A trip to Boston has been mooted for the spring, but with his contractually-obliged homecoming bout having fallen by the wayside this year, Conlan says with no shortage of excitement that neither himself nor his Irish fanbase will be waiting too long for a Belfast return.

It’s definitely going to happen. There’s no doubt that it’s going to happen. And I know for a fact that it’s going to happen between May and June next year – that’s all I can say for now!

“It could have happened this year, but they want to have it on ESPN, and you know the reasons why [Top Rank CEO Bob Arum explained the situation to The42 last month]. I can’t really argue with it – they’re fair reasons.

“But Belfast boxing is booming, and I’m one of the front-runners which is an honour. Everybody seems to be getting a piece of the pie, which is great. This could be the golden age of Irish professional boxing which we’re coming into at the minute, and I’m really happy to be a part of it.”

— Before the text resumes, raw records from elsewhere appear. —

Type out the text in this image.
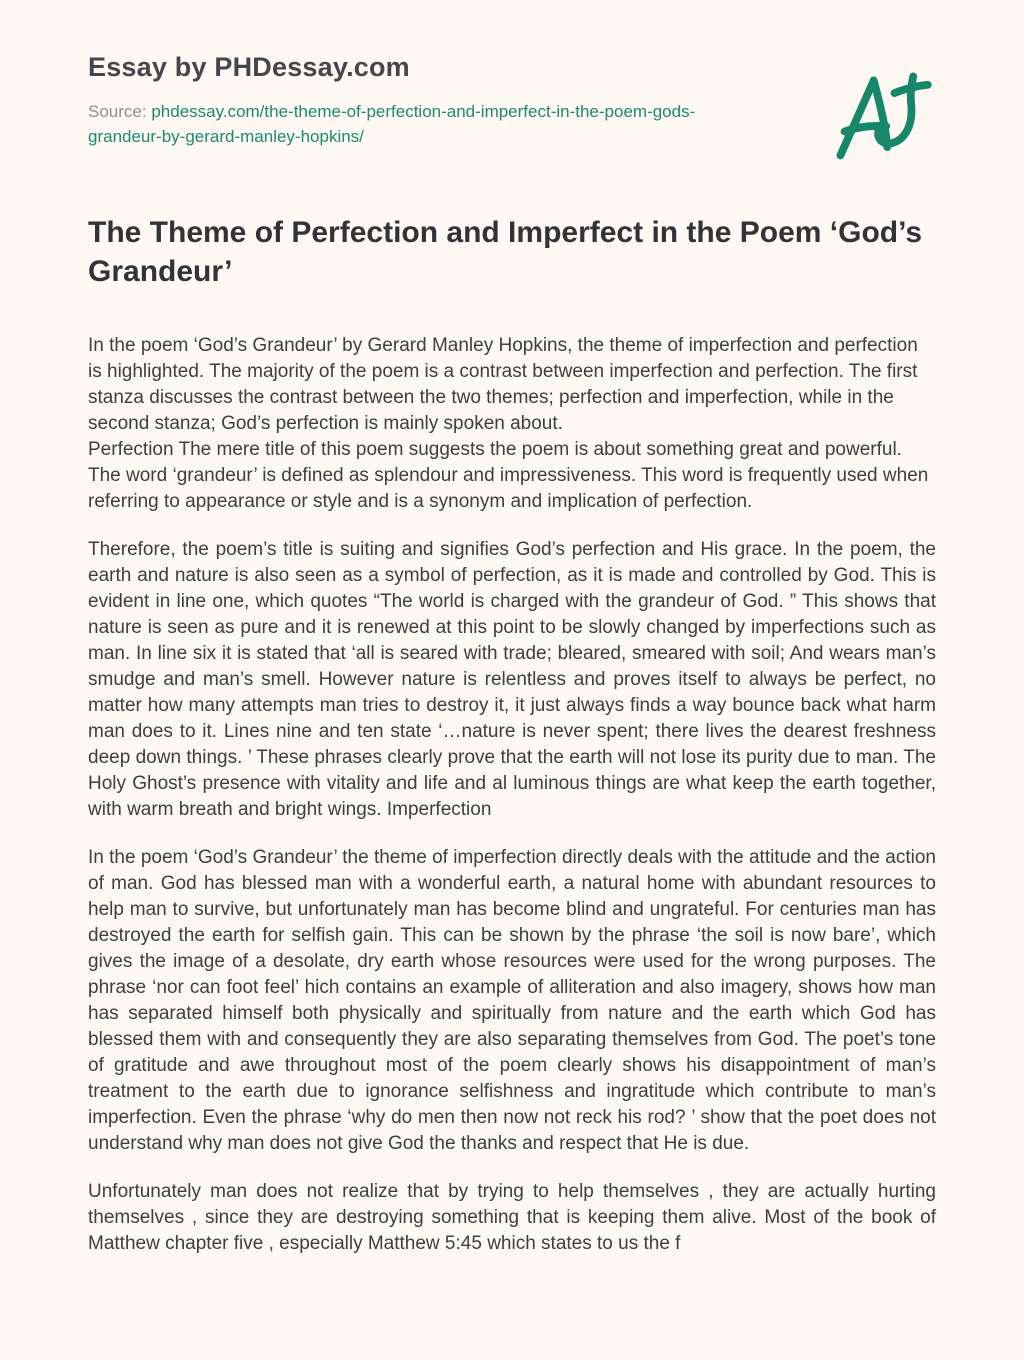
Essay by PHDessay.com
Source: phdessay.com/the-theme-of-perfection-and-imperfect-in-the-poem-gods-grandeur-by-gerard-manley-hopkins/
The Theme of Perfection and Imperfect in the Poem ‘God’s Grandeur’

In the poem ‘God’s Grandeur’ by Gerard Manley Hopkins, the theme of imperfection and perfection is highlighted. The majority of the poem is a contrast between imperfection and perfection. The first stanza discusses the contrast between the two themes; perfection and imperfection, while in the second stanza; God’s perfection is mainly spoken about.
Perfection The mere title of this poem suggests the poem is about something great and powerful. The word ‘grandeur’ is defined as splendour and impressiveness. This word is frequently used when referring to appearance or style and is a synonym and implication of perfection.

Therefore, the poem’s title is suiting and signifies God’s perfection and His grace. In the poem, the earth and nature is also seen as a symbol of perfection, as it is made and controlled by God. This is evident in line one, which quotes “The world is charged with the grandeur of God. ” This shows that nature is seen as pure and it is renewed at this point to be slowly changed by imperfections such as man. In line six it is stated that ‘all is seared with trade; bleared, smeared with soil; And wears man’s smudge and man’s smell. However nature is relentless and proves itself to always be perfect, no matter how many attempts man tries to destroy it, it just always finds a way bounce back what harm man does to it. Lines nine and ten state ‘…nature is never spent; there lives the dearest freshness deep down things. ’ These phrases clearly prove that the earth will not lose its purity due to man. The Holy Ghost’s presence with vitality and life and al luminous things are what keep the earth together, with warm breath and bright wings. Imperfection

In the poem ‘God’s Grandeur’ the theme of imperfection directly deals with the attitude and the action of man. God has blessed man with a wonderful earth, a natural home with abundant resources to help man to survive, but unfortunately man has become blind and ungrateful. For centuries man has destroyed the earth for selfish gain. This can be shown by the phrase ‘the soil is now bare’, which gives the image of a desolate, dry earth whose resources were used for the wrong purposes. The phrase ‘nor can foot feel’ hich contains an example of alliteration and also imagery, shows how man has separated himself both physically and spiritually from nature and the earth which God has blessed them with and consequently they are also separating themselves from God. The poet’s tone of gratitude and awe throughout most of the poem clearly shows his disappointment of man’s treatment to the earth due to ignorance selfishness and ingratitude which contribute to man’s imperfection. Even the phrase ‘why do men then now not reck his rod? ’ show that the poet does not understand why man does not give God the thanks and respect that He is due.

Unfortunately man does not realize that by trying to help themselves , they are actually hurting themselves , since they are destroying something that is keeping them alive. Most of the book of Matthew chapter five , especially Matthew 5:45 which states to us the f
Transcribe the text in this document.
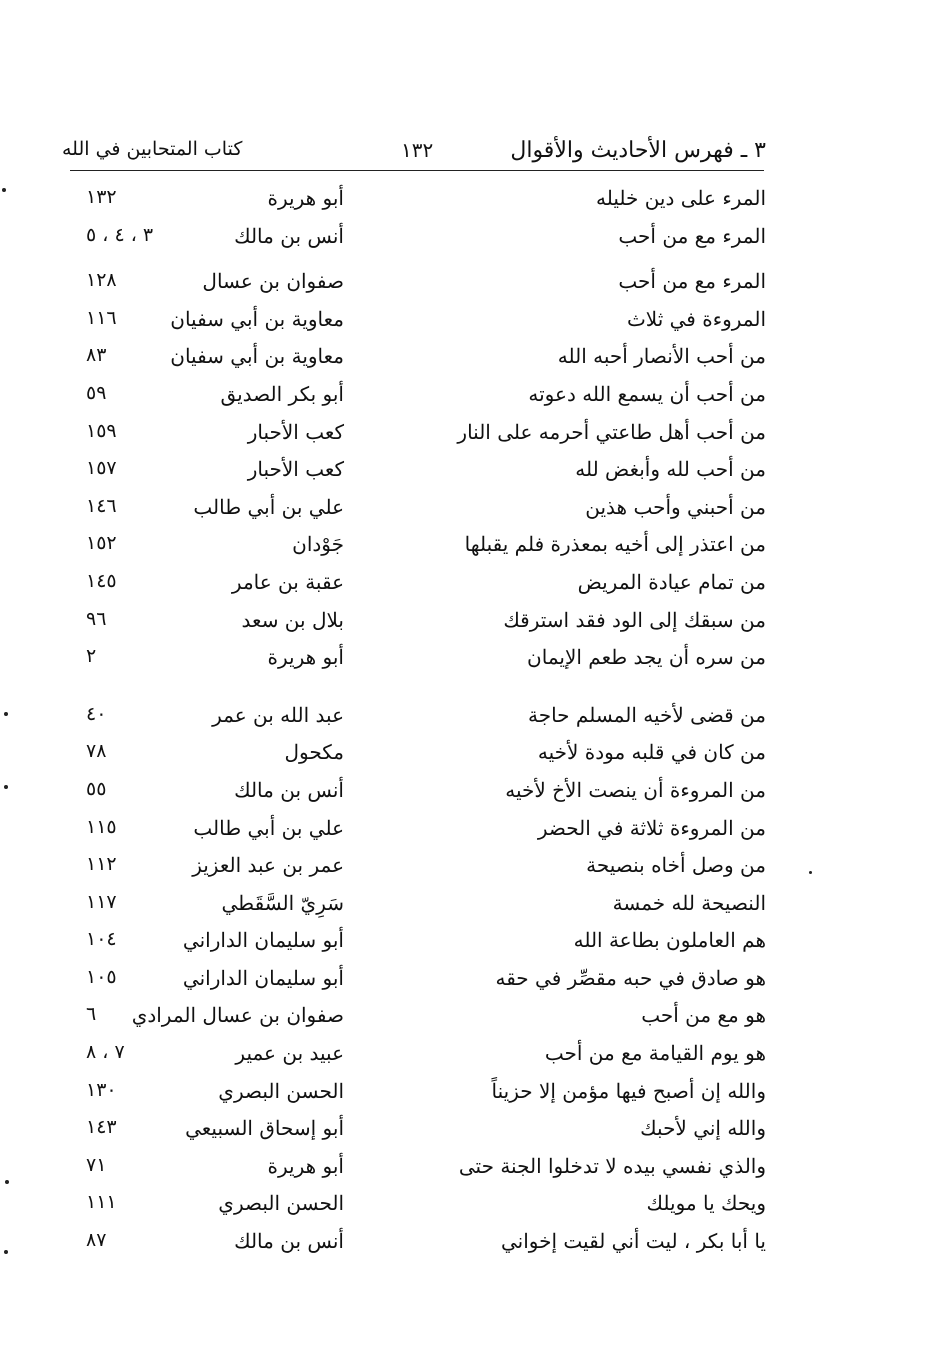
٣ ـ فهرس الأحاديث والأقوال
١٣٢
كتاب المتحابين في الله
المرء على دين خليله
أبو هريرة
١٣٢
المرء مع من أحب
أنس بن مالك
٣ ، ٤ ، ٥
المرء مع من أحب
صفوان بن عسال
١٢٨
المروءة في ثلاث
معاوية بن أبي سفيان
١١٦
من أحب الأنصار أحبه الله
معاوية بن أبي سفيان
٨٣
من أحب أن يسمع الله دعوته
أبو بكر الصديق
٥٩
من أحب أهل طاعتي أحرمه على النار
كعب الأحبار
١٥٩
من أحب لله وأبغض لله
كعب الأحبار
١٥٧
من أحبني وأحب هذين
علي بن أبي طالب
١٤٦
من اعتذر إلى أخيه بمعذرة فلم يقبلها
جَوْدان
١٥٢
من تمام عيادة المريض
عقبة بن عامر
١٤٥
من سبقك إلى الود فقد استرقك
بلال بن سعد
٩٦
من سره أن يجد طعم الإيمان
أبو هريرة
٢
من قضى لأخيه المسلم حاجة
عبد الله بن عمر
٤٠
من كان في قلبه مودة لأخيه
مكحول
٧٨
من المروءة أن ينصت الأخ لأخيه
أنس بن مالك
٥٥
من المروءة ثلاثة في الحضر
علي بن أبي طالب
١١٥
من وصل أخاه بنصيحة
عمر بن عبد العزيز
١١٢
النصيحة لله خمسة
سَرِيّ السَّقَطي
١١٧
هم العاملون بطاعة الله
أبو سليمان الداراني
١٠٤
هو صادق في حبه مقصِّر في حقه
أبو سليمان الداراني
١٠٥
هو مع من أحب
صفوان بن عسال المرادي
٦
هو يوم القيامة مع من أحب
عبيد بن عمير
٧ ، ٨
والله إن أصبح فيها مؤمن إلا حزيناً
الحسن البصري
١٣٠
والله إني لأحبك
أبو إسحاق السبيعي
١٤٣
والذي نفسي بيده لا تدخلوا الجنة حتى
أبو هريرة
٧١
ويحك يا مويلك
الحسن البصري
١١١
يا أبا بكر ، ليت أني لقيت إخواني
أنس بن مالك
٨٧
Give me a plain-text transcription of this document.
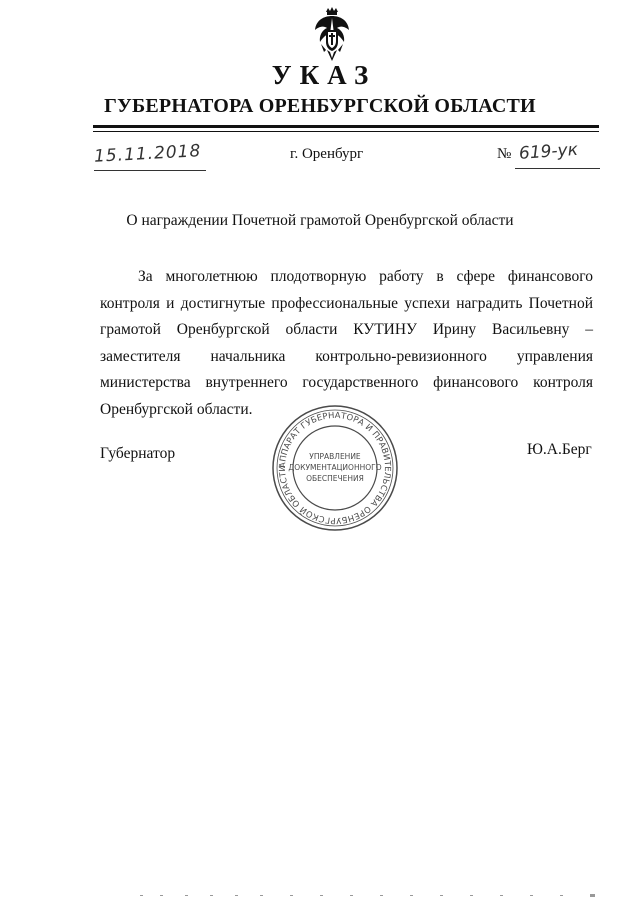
УКАЗ
ГУБЕРНАТОРА ОРЕНБУРГСКОЙ ОБЛАСТИ
15.11.2018	г. Оренбург	№ 619-ук
О награждении Почетной грамотой Оренбургской области
За многолетнюю плодотворную работу в сфере финансового контроля и достигнутые профессиональные успехи наградить Почетной грамотой Оренбургской области КУТИНУ Ирину Васильевну – заместителя начальника контрольно-ревизионного управления министерства внутреннего государственного финансового контроля Оренбургской области.
Губернатор
АППАРАТ ГУБЕРНАТОРА И ПРАВИТЕЛЬСТВА ОРЕНБУРГСКОЙ ОБЛАСТИ
УПРАВЛЕНИЕ
ДОКУМЕНТАЦИОННОГО
ОБЕСПЕЧЕНИЯ
Ю.А.Берг
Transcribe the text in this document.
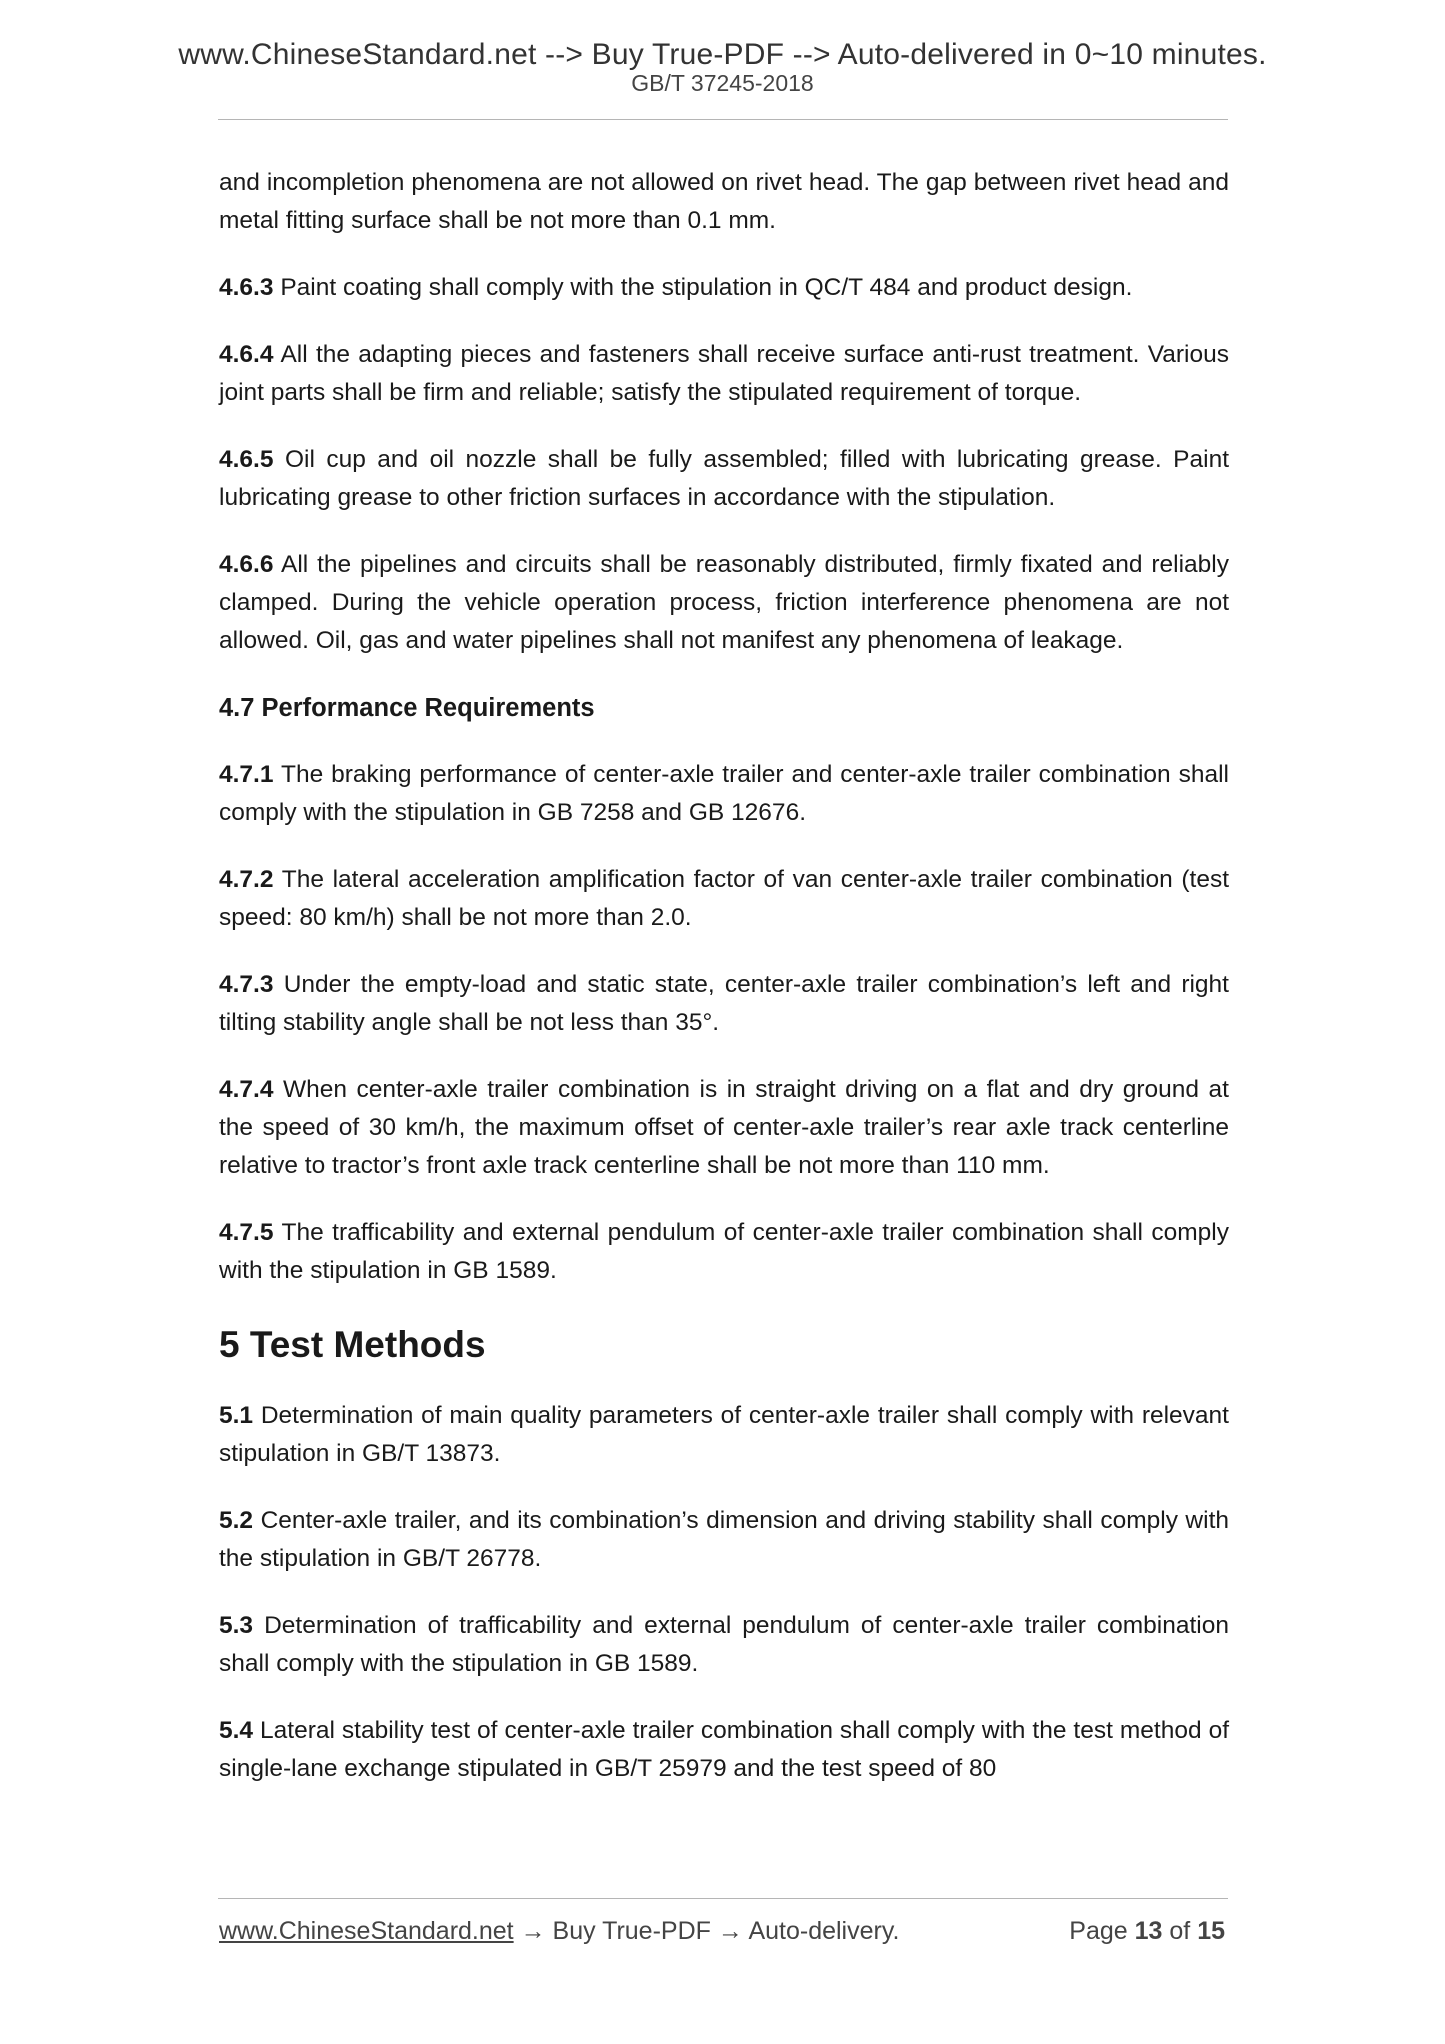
www.ChineseStandard.net --> Buy True-PDF --> Auto-delivered in 0~10 minutes.
GB/T 37245-2018

and incompletion phenomena are not allowed on rivet head. The gap between rivet head and metal fitting surface shall be not more than 0.1 mm.

4.6.3 Paint coating shall comply with the stipulation in QC/T 484 and product design.

4.6.4 All the adapting pieces and fasteners shall receive surface anti-rust treatment. Various joint parts shall be firm and reliable; satisfy the stipulated requirement of torque.

4.6.5 Oil cup and oil nozzle shall be fully assembled; filled with lubricating grease. Paint lubricating grease to other friction surfaces in accordance with the stipulation.

4.6.6 All the pipelines and circuits shall be reasonably distributed, firmly fixated and reliably clamped. During the vehicle operation process, friction interference phenomena are not allowed. Oil, gas and water pipelines shall not manifest any phenomena of leakage.

4.7 Performance Requirements

4.7.1 The braking performance of center-axle trailer and center-axle trailer combination shall comply with the stipulation in GB 7258 and GB 12676.

4.7.2 The lateral acceleration amplification factor of van center-axle trailer combination (test speed: 80 km/h) shall be not more than 2.0.

4.7.3 Under the empty-load and static state, center-axle trailer combination’s left and right tilting stability angle shall be not less than 35°.

4.7.4 When center-axle trailer combination is in straight driving on a flat and dry ground at the speed of 30 km/h, the maximum offset of center-axle trailer’s rear axle track centerline relative to tractor’s front axle track centerline shall be not more than 110 mm.

4.7.5 The trafficability and external pendulum of center-axle trailer combination shall comply with the stipulation in GB 1589.

5 Test Methods

5.1 Determination of main quality parameters of center-axle trailer shall comply with relevant stipulation in GB/T 13873.

5.2 Center-axle trailer, and its combination’s dimension and driving stability shall comply with the stipulation in GB/T 26778.

5.3 Determination of trafficability and external pendulum of center-axle trailer combination shall comply with the stipulation in GB 1589.

5.4 Lateral stability test of center-axle trailer combination shall comply with the test method of single-lane exchange stipulated in GB/T 25979 and the test speed of 80

www.ChineseStandard.net → Buy True-PDF → Auto-delivery.	Page 13 of 15
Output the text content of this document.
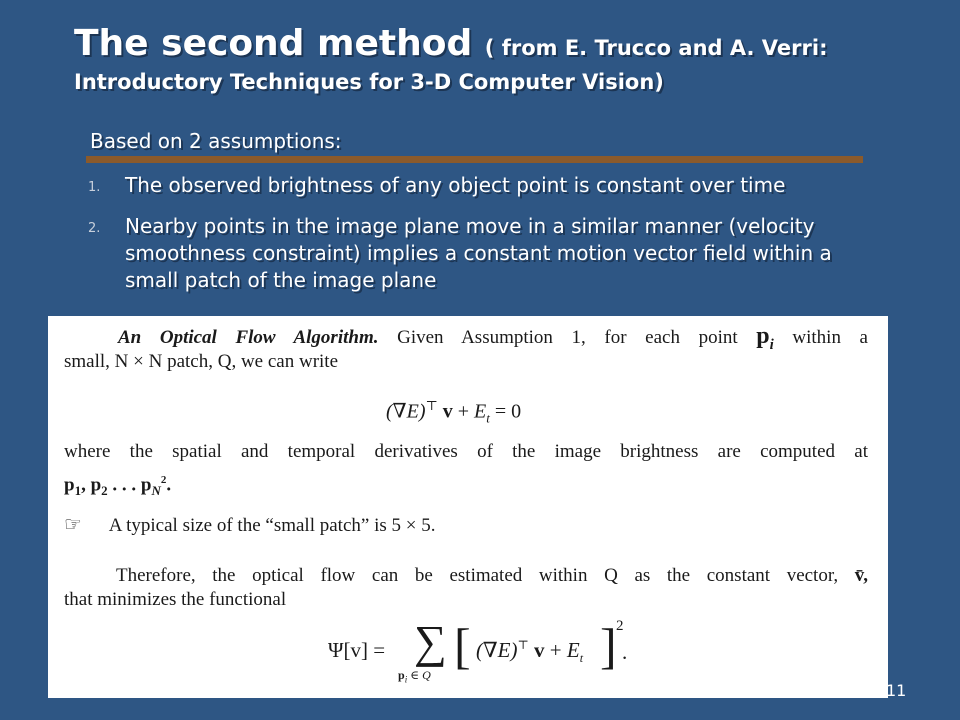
The second method ( from E. Trucco and A. Verri:
Introductory Techniques for 3-D Computer Vision)
Based on 2 assumptions:
1. The observed brightness of any object point is constant over time
2. Nearby points in the image plane move in a similar manner (velocity smoothness constraint) implies a constant motion vector field within a small patch of the image plane
An Optical Flow Algorithm. Given Assumption 1, for each point $p_i$ within a
small, N × N patch, Q, we can write
(∇E)⊤ $v + E_t = 0$
where the spatial and temporal derivatives of the image brightness are computed at
$p_1$, $p_2$ . . . $p_N^2$.
☞ A typical size of the “small patch” is 5 × 5.
Therefore, the optical flow can be estimated within Q as the constant vector, v̄,
that minimizes the functional
Ψ[v] = ∑
$p_i$ ∈ Q
[ (∇E)⊤ $v + E_t$ ] 2
.
11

Conlan will first traverse the Atlantic to Edinburgh for Paddy Barnes’ fourth professional contest on Friday week before attending the wedding of his brother, Sean.

The 25-year-old’s fellow groomsman at Barnes’ own wedding in July, former two-weight world champion Carl Frampton, last week signed an advisory deal with Conlan’s management team, MTK, before confirming Frank Warren as his new promoter at the weekend.

The Falls Road fighter is pleased for ‘The Jackal’, whom he now perceives as “one of the lads” once more.

“Under the McGuigans, nobody was even able to talk to Carl Frampton,” he says. “Either they weren’t allowed to or Carl wasn’t allowed to speak to them.

“He was kind of on a leash more than anything. It’s good that he can get away from them now and he’s his own man.”